Al di là di queste aspetti tecnici, quel che conta per chi acquista Bitcoin è come si forma il prezzo sul mercato e come può cambiare nel tempo. Ebbene osservando l’andamento del valore del Bitcoin negli ultimi 12 mesi si può avere la precisa dimostrazione di che tipologia di strumento sia. Nel 2017 un Bitcoin valeva circa 2.000 dollari mentre nella prima parte del 2018 aveva quadruplicato il valore (venerdì 18 maggio oscillava intorno agli 8.350 dollari). Chi avesse acquistato un Bitcoin 12 mesi prima avrebbe quindi realizzato un guadagno del +318% circa. Chi invece lo avesse acquistato il 22 novembre 2017, a maggio 2018 avrebbe avuto in tasca un Bitcoin con lo stesso valore di allora mentre chi lo avesse comperato il 16 dicembre (magari per farsi o per fare un regalo di Natale) avrebbe contabilizzato una perdita ‘virtuale’ di valore del 56% in quanto il prezzo del Bitcoin è crollato da 19.176 dollari a 8.350 dollari.

UNO STRUMENTO SPECULATIVO

Prezzi che si sono mossi in modo erratico senza che nel frattempo non sia intervenuto nessun importante cambiamento non soltanto in ambito economico, finanziario o valutario ma nemmeno specifico dell’universo del Bitcoin.
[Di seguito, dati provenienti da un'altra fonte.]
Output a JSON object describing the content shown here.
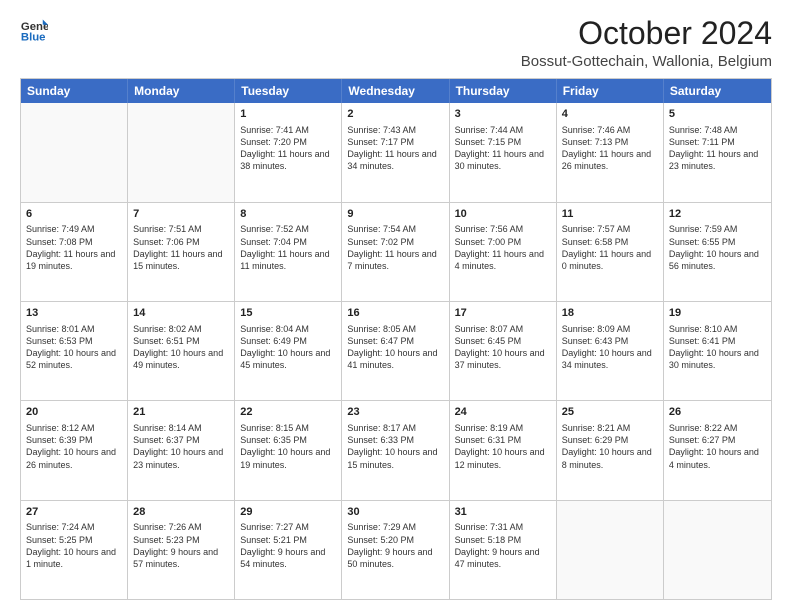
{
  "header": {
    "logo_line1": "General",
    "logo_line2": "Blue",
    "month": "October 2024",
    "location": "Bossut-Gottechain, Wallonia, Belgium"
  },
  "weekdays": [
    "Sunday",
    "Monday",
    "Tuesday",
    "Wednesday",
    "Thursday",
    "Friday",
    "Saturday"
  ],
  "rows": [
    [
      {
        "day": "",
        "sunrise": "",
        "sunset": "",
        "daylight": ""
      },
      {
        "day": "",
        "sunrise": "",
        "sunset": "",
        "daylight": ""
      },
      {
        "day": "1",
        "sunrise": "Sunrise: 7:41 AM",
        "sunset": "Sunset: 7:20 PM",
        "daylight": "Daylight: 11 hours and 38 minutes."
      },
      {
        "day": "2",
        "sunrise": "Sunrise: 7:43 AM",
        "sunset": "Sunset: 7:17 PM",
        "daylight": "Daylight: 11 hours and 34 minutes."
      },
      {
        "day": "3",
        "sunrise": "Sunrise: 7:44 AM",
        "sunset": "Sunset: 7:15 PM",
        "daylight": "Daylight: 11 hours and 30 minutes."
      },
      {
        "day": "4",
        "sunrise": "Sunrise: 7:46 AM",
        "sunset": "Sunset: 7:13 PM",
        "daylight": "Daylight: 11 hours and 26 minutes."
      },
      {
        "day": "5",
        "sunrise": "Sunrise: 7:48 AM",
        "sunset": "Sunset: 7:11 PM",
        "daylight": "Daylight: 11 hours and 23 minutes."
      }
    ],
    [
      {
        "day": "6",
        "sunrise": "Sunrise: 7:49 AM",
        "sunset": "Sunset: 7:08 PM",
        "daylight": "Daylight: 11 hours and 19 minutes."
      },
      {
        "day": "7",
        "sunrise": "Sunrise: 7:51 AM",
        "sunset": "Sunset: 7:06 PM",
        "daylight": "Daylight: 11 hours and 15 minutes."
      },
      {
        "day": "8",
        "sunrise": "Sunrise: 7:52 AM",
        "sunset": "Sunset: 7:04 PM",
        "daylight": "Daylight: 11 hours and 11 minutes."
      },
      {
        "day": "9",
        "sunrise": "Sunrise: 7:54 AM",
        "sunset": "Sunset: 7:02 PM",
        "daylight": "Daylight: 11 hours and 7 minutes."
      },
      {
        "day": "10",
        "sunrise": "Sunrise: 7:56 AM",
        "sunset": "Sunset: 7:00 PM",
        "daylight": "Daylight: 11 hours and 4 minutes."
      },
      {
        "day": "11",
        "sunrise": "Sunrise: 7:57 AM",
        "sunset": "Sunset: 6:58 PM",
        "daylight": "Daylight: 11 hours and 0 minutes."
      },
      {
        "day": "12",
        "sunrise": "Sunrise: 7:59 AM",
        "sunset": "Sunset: 6:55 PM",
        "daylight": "Daylight: 10 hours and 56 minutes."
      }
    ],
    [
      {
        "day": "13",
        "sunrise": "Sunrise: 8:01 AM",
        "sunset": "Sunset: 6:53 PM",
        "daylight": "Daylight: 10 hours and 52 minutes."
      },
      {
        "day": "14",
        "sunrise": "Sunrise: 8:02 AM",
        "sunset": "Sunset: 6:51 PM",
        "daylight": "Daylight: 10 hours and 49 minutes."
      },
      {
        "day": "15",
        "sunrise": "Sunrise: 8:04 AM",
        "sunset": "Sunset: 6:49 PM",
        "daylight": "Daylight: 10 hours and 45 minutes."
      },
      {
        "day": "16",
        "sunrise": "Sunrise: 8:05 AM",
        "sunset": "Sunset: 6:47 PM",
        "daylight": "Daylight: 10 hours and 41 minutes."
      },
      {
        "day": "17",
        "sunrise": "Sunrise: 8:07 AM",
        "sunset": "Sunset: 6:45 PM",
        "daylight": "Daylight: 10 hours and 37 minutes."
      },
      {
        "day": "18",
        "sunrise": "Sunrise: 8:09 AM",
        "sunset": "Sunset: 6:43 PM",
        "daylight": "Daylight: 10 hours and 34 minutes."
      },
      {
        "day": "19",
        "sunrise": "Sunrise: 8:10 AM",
        "sunset": "Sunset: 6:41 PM",
        "daylight": "Daylight: 10 hours and 30 minutes."
      }
    ],
    [
      {
        "day": "20",
        "sunrise": "Sunrise: 8:12 AM",
        "sunset": "Sunset: 6:39 PM",
        "daylight": "Daylight: 10 hours and 26 minutes."
      },
      {
        "day": "21",
        "sunrise": "Sunrise: 8:14 AM",
        "sunset": "Sunset: 6:37 PM",
        "daylight": "Daylight: 10 hours and 23 minutes."
      },
      {
        "day": "22",
        "sunrise": "Sunrise: 8:15 AM",
        "sunset": "Sunset: 6:35 PM",
        "daylight": "Daylight: 10 hours and 19 minutes."
      },
      {
        "day": "23",
        "sunrise": "Sunrise: 8:17 AM",
        "sunset": "Sunset: 6:33 PM",
        "daylight": "Daylight: 10 hours and 15 minutes."
      },
      {
        "day": "24",
        "sunrise": "Sunrise: 8:19 AM",
        "sunset": "Sunset: 6:31 PM",
        "daylight": "Daylight: 10 hours and 12 minutes."
      },
      {
        "day": "25",
        "sunrise": "Sunrise: 8:21 AM",
        "sunset": "Sunset: 6:29 PM",
        "daylight": "Daylight: 10 hours and 8 minutes."
      },
      {
        "day": "26",
        "sunrise": "Sunrise: 8:22 AM",
        "sunset": "Sunset: 6:27 PM",
        "daylight": "Daylight: 10 hours and 4 minutes."
      }
    ],
    [
      {
        "day": "27",
        "sunrise": "Sunrise: 7:24 AM",
        "sunset": "Sunset: 5:25 PM",
        "daylight": "Daylight: 10 hours and 1 minute."
      },
      {
        "day": "28",
        "sunrise": "Sunrise: 7:26 AM",
        "sunset": "Sunset: 5:23 PM",
        "daylight": "Daylight: 9 hours and 57 minutes."
      },
      {
        "day": "29",
        "sunrise": "Sunrise: 7:27 AM",
        "sunset": "Sunset: 5:21 PM",
        "daylight": "Daylight: 9 hours and 54 minutes."
      },
      {
        "day": "30",
        "sunrise": "Sunrise: 7:29 AM",
        "sunset": "Sunset: 5:20 PM",
        "daylight": "Daylight: 9 hours and 50 minutes."
      },
      {
        "day": "31",
        "sunrise": "Sunrise: 7:31 AM",
        "sunset": "Sunset: 5:18 PM",
        "daylight": "Daylight: 9 hours and 47 minutes."
      },
      {
        "day": "",
        "sunrise": "",
        "sunset": "",
        "daylight": ""
      },
      {
        "day": "",
        "sunrise": "",
        "sunset": "",
        "daylight": ""
      }
    ]
  ]
}
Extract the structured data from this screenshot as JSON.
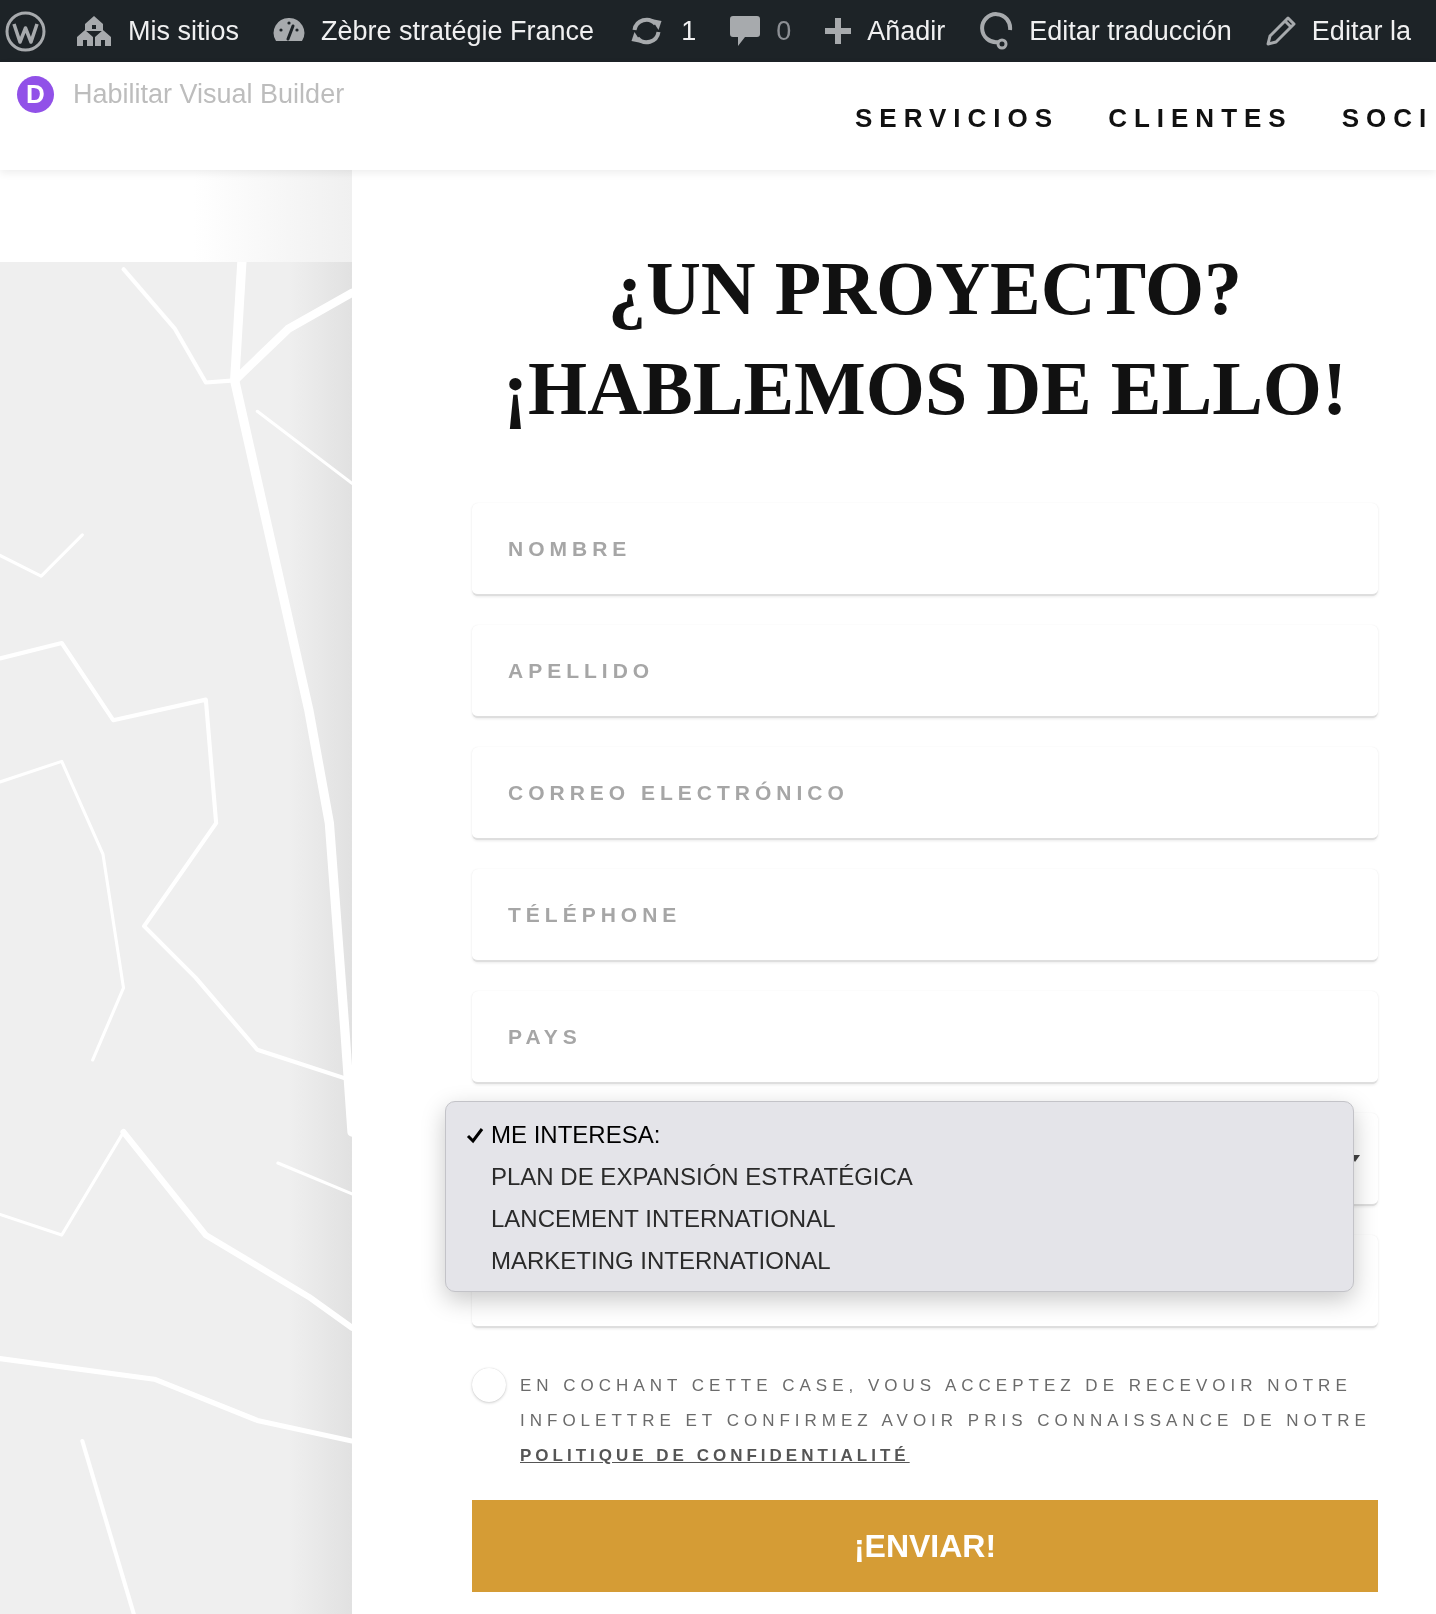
{
  "admin_bar": {
    "items": [
      {
        "kind": "sites",
        "label": "Mis sitios"
      },
      {
        "kind": "dashboard",
        "label": "Zèbre stratégie France"
      },
      {
        "kind": "updates",
        "label": "1"
      },
      {
        "kind": "comments",
        "label": "0"
      },
      {
        "kind": "new",
        "label": "Añadir"
      },
      {
        "kind": "translate",
        "label": "Editar traducción"
      },
      {
        "kind": "edit",
        "label": "Editar la"
      }
    ]
  },
  "header": {
    "builder": {
      "logo_letter": "D",
      "label": "Habilitar Visual Builder"
    },
    "nav": [
      "SERVICIOS",
      "CLIENTES",
      "SOCI"
    ]
  },
  "contact": {
    "heading": "¿UN PROYECTO? ¡HABLEMOS DE ELLO!",
    "fields": [
      {
        "kind": "text",
        "placeholder": "NOMBRE"
      },
      {
        "kind": "text",
        "placeholder": "APELLIDO"
      },
      {
        "kind": "text",
        "placeholder": "CORREO ELECTRÓNICO"
      },
      {
        "kind": "text",
        "placeholder": "TÉLÉPHONE"
      },
      {
        "kind": "text",
        "placeholder": "PAYS"
      },
      {
        "kind": "select",
        "expanded": true,
        "options": [
          {
            "label": "ME INTERESA:",
            "selected": true
          },
          {
            "label": "PLAN DE EXPANSIÓN ESTRATÉGICA",
            "selected": false
          },
          {
            "label": "LANCEMENT INTERNATIONAL",
            "selected": false
          },
          {
            "label": "MARKETING INTERNATIONAL",
            "selected": false
          }
        ]
      },
      {
        "kind": "textarea"
      }
    ],
    "consent": {
      "checked": false,
      "text": "EN COCHANT CETTE CASE, VOUS ACCEPTEZ DE RECEVOIR NOTRE INFOLETTRE ET CONFIRMEZ AVOIR PRIS CONNAISSANCE DE NOTRE",
      "link": "POLITIQUE DE CONFIDENTIALITÉ"
    },
    "submit": "¡ENVIAR!"
  }
}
Alla luce di queste performance risulta evidente che lo strumento del Bitcoin non può essere considerato un investimento, né a breve né a medio ungo termine, quanto piuttosto una scommessa speculativa che può permettere, come tutte le sommesse di far guadagnare tanto in poco tempo ma anche di far perdere tanto in un brevissimo periodo.

L’OCCHIO DEL FISCO

Non solo. Da quest’anno i Bitcoin sono considerati in Italia alla stregua di valute (come dollari, yen, sterline, etc.) e come tali devono essere denunciati nel quadro RW della dichiarazione annuale dei redditi se sono detenuti all’estero. Se invece, il loro valore medio in nostro possesso è superiore ai 51.645, 69 euro e sono detenuti in Italia per almeno sette giorni lavorativi di seguito, sulle plusvalenze prodotte si applica una ritenuta fiscale del 26%.